The 2 mg/kg dose of puxitatug samrotecan, or P-Sam for short, achieved a 34.6% objective response rate in patients with B7-H4 positive advanced or metastatic endometrial cancer in the Phase 1/2a BLUESTAR trial. The 2.4 mg/kg dose hit a 38.5% ORR, according to data presented Saturday at the Society of Gynecologic Oncology’s annual meeting on women’s cancer in Seattle.
BLUESTAR tested P-Sam in a range of B7-H4-expressing tumors. The patients with endometrial cancer had progressed after prior standard-of-care treatment, with the majority having received platinum chemotherapy. Both doses of P-Sam achieved an average seven months of progression-free survival.

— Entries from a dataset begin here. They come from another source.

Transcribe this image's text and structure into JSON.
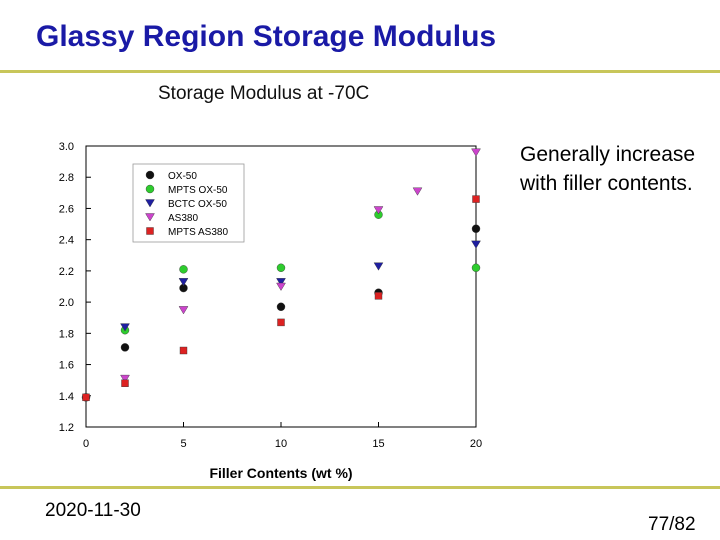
{
  "slide": {
    "title": "Glassy Region Storage Modulus",
    "note": "Generally increase with filler contents.",
    "date": "2020-11-30",
    "page": "77/82"
  },
  "colors": {
    "title": "#1a1aa6",
    "rule": "#c8c65a"
  },
  "chart_data": {
    "type": "scatter",
    "title": "Storage Modulus at -70C",
    "xlabel": "Filler Contents (wt %)",
    "ylabel": "",
    "xlim": [
      0,
      20
    ],
    "ylim": [
      1.2,
      3.0
    ],
    "xticks": [
      0,
      5,
      10,
      15,
      20
    ],
    "yticks": [
      1.2,
      1.4,
      1.6,
      1.8,
      2.0,
      2.2,
      2.4,
      2.6,
      2.8,
      3.0
    ],
    "grid": false,
    "legend_position": "top-left",
    "series": [
      {
        "name": "OX-50",
        "marker": "circle",
        "color": "#111111",
        "x": [
          0,
          2,
          5,
          10,
          15,
          20
        ],
        "y": [
          1.39,
          1.71,
          2.09,
          1.97,
          2.06,
          2.47
        ]
      },
      {
        "name": "MPTS OX-50",
        "marker": "circle",
        "color": "#2ecc2e",
        "x": [
          2,
          5,
          10,
          15,
          20
        ],
        "y": [
          1.82,
          2.21,
          2.22,
          2.56,
          2.22
        ]
      },
      {
        "name": "BCTC OX-50",
        "marker": "triangle-down",
        "color": "#1f1fa0",
        "x": [
          2,
          5,
          10,
          15,
          20
        ],
        "y": [
          1.84,
          2.13,
          2.13,
          2.23,
          2.37
        ]
      },
      {
        "name": "AS380",
        "marker": "triangle-down",
        "color": "#cc44cc",
        "x": [
          2,
          5,
          10,
          15,
          17,
          20
        ],
        "y": [
          1.51,
          1.95,
          2.1,
          2.59,
          2.71,
          2.96
        ]
      },
      {
        "name": "MPTS AS380",
        "marker": "square",
        "color": "#dd2222",
        "x": [
          0,
          2,
          5,
          10,
          15,
          20
        ],
        "y": [
          1.39,
          1.48,
          1.69,
          1.87,
          2.04,
          2.66
        ]
      }
    ]
  }
}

Matt Hellmann, AstraZeneca’s head of clinical group early oncology, told
Endpoints News
in an interview that there have been very few advances in second-line endometrial cancer over the past several decades. For context, chemotherapy currently produces a response rate in the 20% range and a PFS of four to five months, he said.
The most common side effects of P-Sam in endometrial cancer included nausea (60%), anemia (40%) and neutropenia (36.7%). Nausea was managed with antiemetic prophylaxis, while the hematological side effects were managed by delaying or reducing doses or using growth factors and transfusions.
AstraZeneca now plans to advance P-Sam into a Phase 3 trial in patients with B7-H4-positive endometrial cancer following platinum chemotherapy or immunotherapy. The study will compare the ADC with the physician’s choice of chemotherapy. The drugmaker has not yet disclosed when it expects to start the trial.
P-Sam comprises a proprietary linker “warhead,” which was designed by AstraZeneca in-house, along with a topoisomerase I inhibitor payload. The company also plans to explore P-Sam’s potential in treating squamous lung cancer.
Puja Sapra, AstraZeneca’s head of biologics engineering and oncology targeted discovery, said in the interview that B7-H4 is a “very clean target” because it is expressed in many tumors but not in most healthy cells.
The target has been key in some noteworthy deals in recent years. In 2023, GSK paid Hansoh Pharma
$85 million upfront
to license its B7-H4-targeting ADC, HS-20089.